I can still picture in my mind: Elizabeth Mutzenberg, Mother, Elise, Alfred, Emma, Fred, John, and me as we walked across the field towards the town and the depot. We all had an empty feeling as we walked away from our home for the last time but we never looked back. We had new horizons to look forward to, a new land, the headquarters of the Church, and a reunion with loved ones who had already emigrated. We boarded the train at 10 o'clock on the morning of September 30, 1905.
Two of our daughters remained in Switzerland. Rosa, who was married to Rudolph Kaufman, and Caroline who was engaged to Gottfried Feuz.
As mentioned before, Gottfried and Caroline met in Grindelwald where they were both working. They were married on 23 October, 1905, and moved to Gsteigweiler. This picturesque mountain village is in a steep canyon on the road to Grindelwald. It is perched high above the town of Interlaken, in the Swiss Alps. Caroline said, "We moved into a small lean-to attached to a larger house which clung to a steep cliff. Everyone in the village walked miles to even find a level spot to plant a garden. The mountain side was so steep that long high stairs were made to the entrance of each dwelling.
Gottfried was born June 14, 1877 in Gsteigweiler. His father, Casper Feuz, made his living by guiding mountain climbers during the summer months. In the long cold months of winter, he earned money selling the wood he chopped and delivered to the people of the village. His mother, Elizabeth, contracted tuberculosis early in her marriage. The family was poor, and his father became more and more discouraged, and unable to provide adequately for his family, until he gave up entirely. So Gottfried took on the family responsibilities at a very early age.

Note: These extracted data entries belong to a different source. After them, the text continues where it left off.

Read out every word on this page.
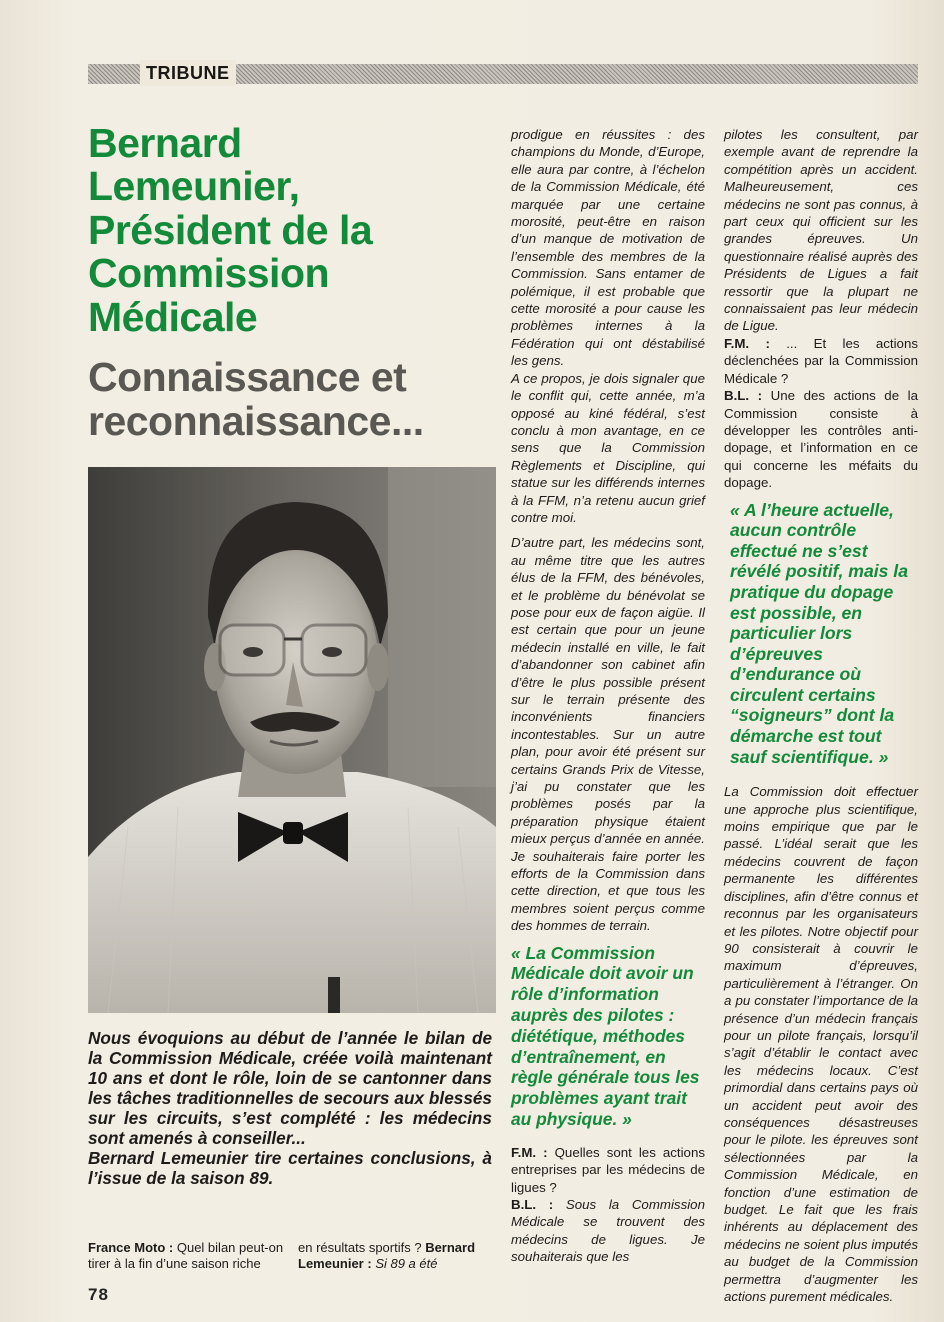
TRIBUNE
Bernard
Lemeunier,
Président de la
Commission
Médicale
Connaissance et
reconnaissance...

Nous évoquions au début de l’année le bilan de la Commission Médicale, créée voilà maintenant 10 ans et dont le rôle, loin de se cantonner dans les tâches traditionnelles de secours aux blessés sur les circuits, s’est complété : les médecins sont amenés à conseiller...

Bernard Lemeunier tire certaines conclusions, à l’issue de la saison 89.

France Moto : Quel bilan peut-on tirer à la fin d’une saison riche
en résultats sportifs ? Bernard Lemeunier : Si 89 a été
78

prodigue en réussites : des champions du Monde, d’Europe, elle aura par contre, à l’échelon de la Commission Médicale, été marquée par une certaine morosité, peut-être en raison d’un manque de motivation de l’ensemble des membres de la Commission. Sans entamer de polémique, il est probable que cette morosité a pour cause les problèmes internes à la Fédération qui ont déstabilisé les gens.

A ce propos, je dois signaler que le conflit qui, cette année, m’a opposé au kiné fédéral, s’est conclu à mon avantage, en ce sens que la Commission Règlements et Discipline, qui statue sur les différends internes à la FFM, n’a retenu aucun grief contre moi.

D’autre part, les médecins sont, au même titre que les autres élus de la FFM, des bénévoles, et le problème du bénévolat se pose pour eux de façon aigüe. Il est certain que pour un jeune médecin installé en ville, le fait d’abandonner son cabinet afin d’être le plus possible présent sur le terrain présente des inconvénients financiers incontestables. Sur un autre plan, pour avoir été présent sur certains Grands Prix de Vitesse, j’ai pu constater que les problèmes posés par la préparation physique étaient mieux perçus d’année en année. Je souhaiterais faire porter les efforts de la Commission dans cette direction, et que tous les membres soient perçus comme des hommes de terrain.

« La Commission Médicale doit avoir un rôle d’information auprès des pilotes : diététique, méthodes d’entraînement, en règle générale tous les problèmes ayant trait au physique. »

F.M. : Quelles sont les actions entreprises par les médecins de ligues ?

B.L. : Sous la Commission Médicale se trouvent des médecins de ligues. Je souhaiterais que les

pilotes les consultent, par exemple avant de reprendre la compétition après un accident. Malheureusement, ces médecins ne sont pas connus, à part ceux qui officient sur les grandes épreuves. Un questionnaire réalisé auprès des Présidents de Ligues a fait ressortir que la plupart ne connaissaient pas leur médecin de Ligue.

F.M. : ... Et les actions déclenchées par la Commission Médicale ?

B.L. : Une des actions de la Commission consiste à développer les contrôles anti-dopage, et l’information en ce qui concerne les méfaits du dopage.

« A l’heure actuelle, aucun contrôle effectué ne s’est révélé positif, mais la pratique du dopage est possible, en particulier lors d’épreuves d’endurance où circulent certains “soigneurs” dont la démarche est tout sauf scientifique. »

La Commission doit effectuer une approche plus scientifique, moins empirique que par le passé. L’idéal serait que les médecins couvrent de façon permanente les différentes disciplines, afin d’être connus et reconnus par les organisateurs et les pilotes. Notre objectif pour 90 consisterait à couvrir le maximum d’épreuves, particulièrement à l’étranger. On a pu constater l’importance de la présence d’un médecin français pour un pilote français, lorsqu’il s’agit d’établir le contact avec les médecins locaux. C’est primordial dans certains pays où un accident peut avoir des conséquences désastreuses pour le pilote. les épreuves sont sélectionnées par la Commission Médicale, en fonction d’une estimation de budget. Le fait que les frais inhérents au déplacement des médecins ne soient plus imputés au budget de la Commission permettra d’augmenter les actions purement médicales.
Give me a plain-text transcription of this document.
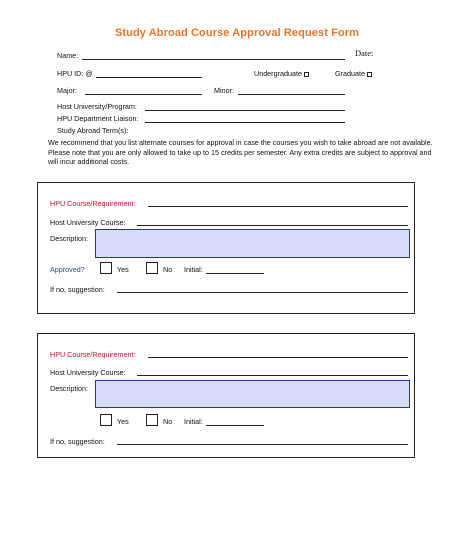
Study Abroad Course Approval Request Form
Name:	Date:
HPU ID: @	Undergraduate	Graduate
Major:	Minor:
Host University/Program:
HPU Department Liaison:
Study Abroad Term(s):
We recommend that you list alternate courses for approval in case the courses you wish to take abroad are not available. Please note that you are only allowed to take up to 15 credits per semester. Any extra credits are subject to approval and will incur additional costs.
HPU Course/Requirement:
Host University Course:
Description:
Approved?	Yes	No Initial:
If no, suggestion:
HPU Course/Requirement:
Host University Course:
Description:
Yes	No Initial:
If no, suggestion:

Gottfried's mother passed away when Gottfried was 12, leaving three younger brothers, Peter, John and Christian, and two girls, Elizabeth and Marguerite. These were not all their children, as several died in infancy.

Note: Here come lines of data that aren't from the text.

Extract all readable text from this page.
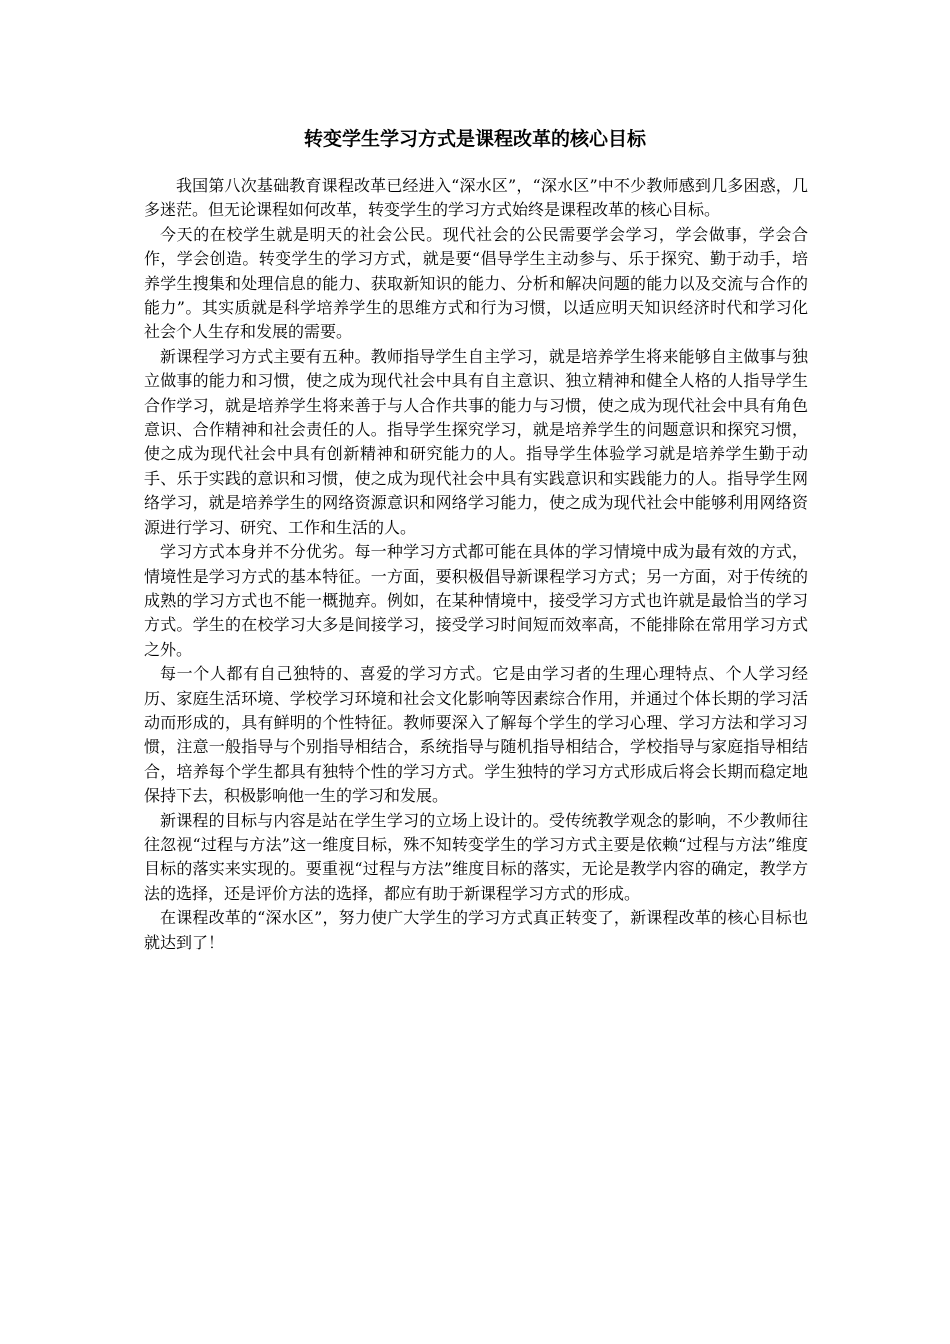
转变学生学习方式是课程改革的核心目标

我国第八次基础教育课程改革已经进入“深水区”，“深水区”中不少教师感到几多困惑，几多迷茫。但无论课程如何改革，转变学生的学习方式始终是课程改革的核心目标。

今天的在校学生就是明天的社会公民。现代社会的公民需要学会学习，学会做事，学会合作，学会创造。转变学生的学习方式，就是要“倡导学生主动参与、乐于探究、勤于动手，培养学生搜集和处理信息的能力、获取新知识的能力、分析和解决问题的能力以及交流与合作的能力”。其实质就是科学培养学生的思维方式和行为习惯，以适应明天知识经济时代和学习化社会个人生存和发展的需要。

新课程学习方式主要有五种。教师指导学生自主学习，就是培养学生将来能够自主做事与独立做事的能力和习惯，使之成为现代社会中具有自主意识、独立精神和健全人格的人指导学生合作学习，就是培养学生将来善于与人合作共事的能力与习惯，使之成为现代社会中具有角色意识、合作精神和社会责任的人。指导学生探究学习，就是培养学生的问题意识和探究习惯，使之成为现代社会中具有创新精神和研究能力的人。指导学生体验学习就是培养学生勤于动手、乐于实践的意识和习惯，使之成为现代社会中具有实践意识和实践能力的人。指导学生网络学习，就是培养学生的网络资源意识和网络学习能力，使之成为现代社会中能够利用网络资源进行学习、研究、工作和生活的人。

学习方式本身并不分优劣。每一种学习方式都可能在具体的学习情境中成为最有效的方式，情境性是学习方式的基本特征。一方面，要积极倡导新课程学习方式；另一方面，对于传统的成熟的学习方式也不能一概抛弃。例如，在某种情境中，接受学习方式也许就是最恰当的学习方式。学生的在校学习大多是间接学习，接受学习时间短而效率高，不能排除在常用学习方式之外。

每一个人都有自己独特的、喜爱的学习方式。它是由学习者的生理心理特点、个人学习经历、家庭生活环境、学校学习环境和社会文化影响等因素综合作用，并通过个体长期的学习活动而形成的，具有鲜明的个性特征。教师要深入了解每个学生的学习心理、学习方法和学习习惯，注意一般指导与个别指导相结合，系统指导与随机指导相结合，学校指导与家庭指导相结合，培养每个学生都具有独特个性的学习方式。学生独特的学习方式形成后将会长期而稳定地保持下去，积极影响他一生的学习和发展。

新课程的目标与内容是站在学生学习的立场上设计的。受传统教学观念的影响，不少教师往往忽视“过程与方法”这一维度目标，殊不知转变学生的学习方式主要是依赖“过程与方法”维度目标的落实来实现的。要重视“过程与方法”维度目标的落实，无论是教学内容的确定，教学方法的选择，还是评价方法的选择，都应有助于新课程学习方式的形成。

在课程改革的“深水区”，努力使广大学生的学习方式真正转变了，新课程改革的核心目标也就达到了！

"Gottfried did his best to keep the family together." Caroline said, "Several years later he mourned losing Marguerite. She died at 18 of the same disease which had taken his mother. For years he kept in touch with his sister Elizabeth. He always had a place in his home for his brother Pete. Somehow Pete would always find a job near Gottfried's home, wherever that happened to be.
"Gottfried's family was all baptized in the Lutheran Church. Because his mother realized that she would not live to see her children grown, she gave them all a good foundation in faith. She begged them never to stray from their early beliefs, and Gottfried didn't.